As the Great Recession continues to batter families throughout the country with fresh gales of destructive force, many have lamented the erosion of a reliable government safety net. In surveying this trend, authors like Peter Edelman and Barbara Ehrenreich invoke the familiar metaphor of a uniformly woven fabric reduced to tatters and incapable of bearing the weight of the current economic crisis. A more accurate symbol of the American welfare system, however, might be a worn patchwork quilt, threadbare in some places while temporarily reinforced in others. Whether its coverage is adequate or not is largely a matter of positioning; while one segment may bring warmth, another may scarcely withstand the chill.
Unlike earlier incarnations of public assistance in which the federal government devised a uniform scheme of income support, Temporary Assistance for Needy Families (TANF) provides funding to the states to design and administer their own programs, leading to considerable variation in coverage from one region to the next. The consequences of this geographical lottery are well illustrated by TANF's Family Violence Option (FVO), which allows states to exempt victims of domestic violence from employment and child support requirements that undermine their safety or penalize them for their status.
When properly implemented, the Option permits recipients to schedule court dates, undergo counseling, and attend to other needs arising from their circumstances without being sanctioned for noncompliance with work requirements. In addition, it also relieves DV survivors of the obligation to solicit child support payments from their abusers, who too often respond to such requests with renewed violence. At a moment when the stresses of the economy have yielded a significant increase in family violence around the country, its provisions are more necessary than ever.
In spite of this urgency, however, the vast majority of eligible victims do not benefit from its protections, placing them at risk of being unfairly sanctioned for noncompliance and deprived of a vital source of income. In its new report Shortchanging Survivors: The Family Violence Option for TANF Benefits, the National Law Center on Homelessness & Poverty reveals the degree to which the absence of federal regulation of state welfare programs presents a range of obstacles for DV survivors in need of income to avoid homelessness and rebuild their lives.
Not only can states decide to forego the Family Violence Option altogether, they can also limit the circumstances in which they implement it; while parents in San Francisco, for example, are eligible for waivers to address the consequences of past abuse, their counterparts in New York City may only receive exemptions in cases of ongoing violence. Even in states with generous family violence policies, only a tiny fraction of TANF recipients wind up accessing waivers.
At first glance, these discrepancies stem largely from a lack of uniformity in how TANF caseworkers around the country screen their applicants for domestic violence.
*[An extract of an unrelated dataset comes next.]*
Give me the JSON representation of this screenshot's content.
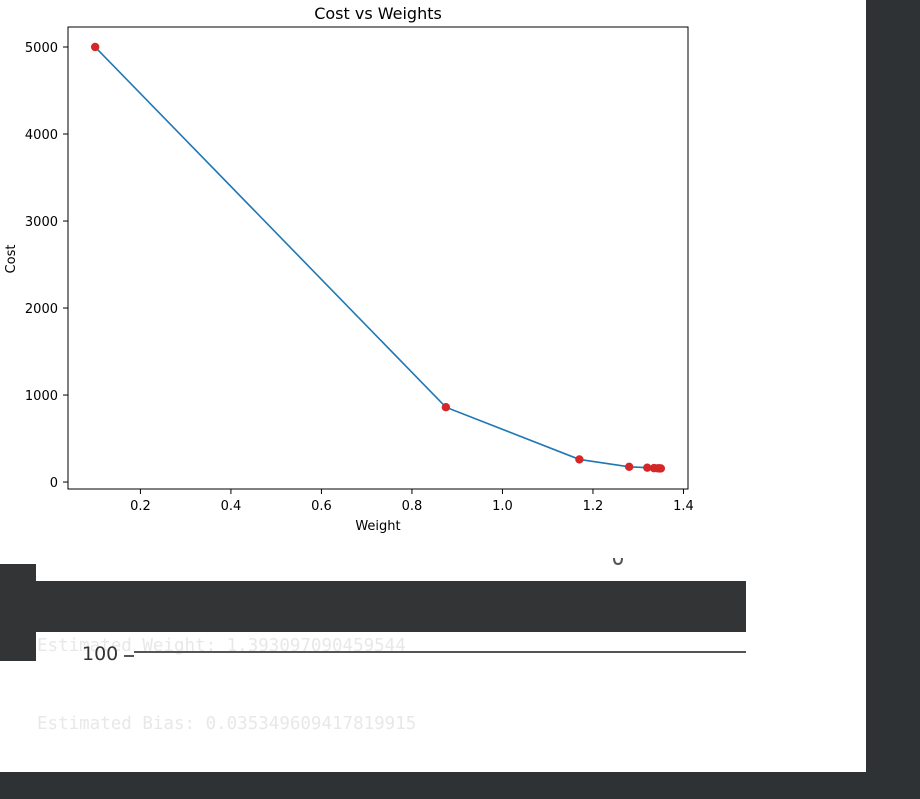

On a deeper level, though, welfare offices are saddled with an inherently contradictory mission: supporting women in their efforts to escape abuse while simultaneously attempting to decrease caseloads. After all, even the best intentioned caseworkers are unlikely to possess the time and initiative to build the rapport necessary to elicit frank disclosure of abuse, much less convince wary applicants of the benefits of such disclosure.
Fortunately, some TANF offices have developed models that draw on the resources of a variety of service providers in order to ensure that applicants not only learn of the FVO but are actively encouraged to avail themselves of it. In San Francisco, for example, survivors who apply for benefits may choose either to engage in a DV service plan in place of employment or to participate in a work plan that includes domestic violence services as one of its activities. Local TANF offices also partner with seasoned DV advocates who conduct screenings, provide on-site safety planning and counseling services, and train caseworkers.
Instead of proceeding as a model for other cities, however, San Francisco TANF offices are now struggling merely to hold their ground as California embarks on a course of massive budget cuts, a stern reminder of the drawbacks of turning public assistance into a hodgepodge of state efforts.
Perhaps the pre-recession economy could withstand the limitations of this patchwork approach. At a moment of record budget shortfalls, however, the federal government can no longer rely on the states to salvage their respective welfare programs with the aid of a darning needle and some scraps. Without the uniformity of coverage that enhanced federal support and guidance can provide, more and more families will be left out in the cold.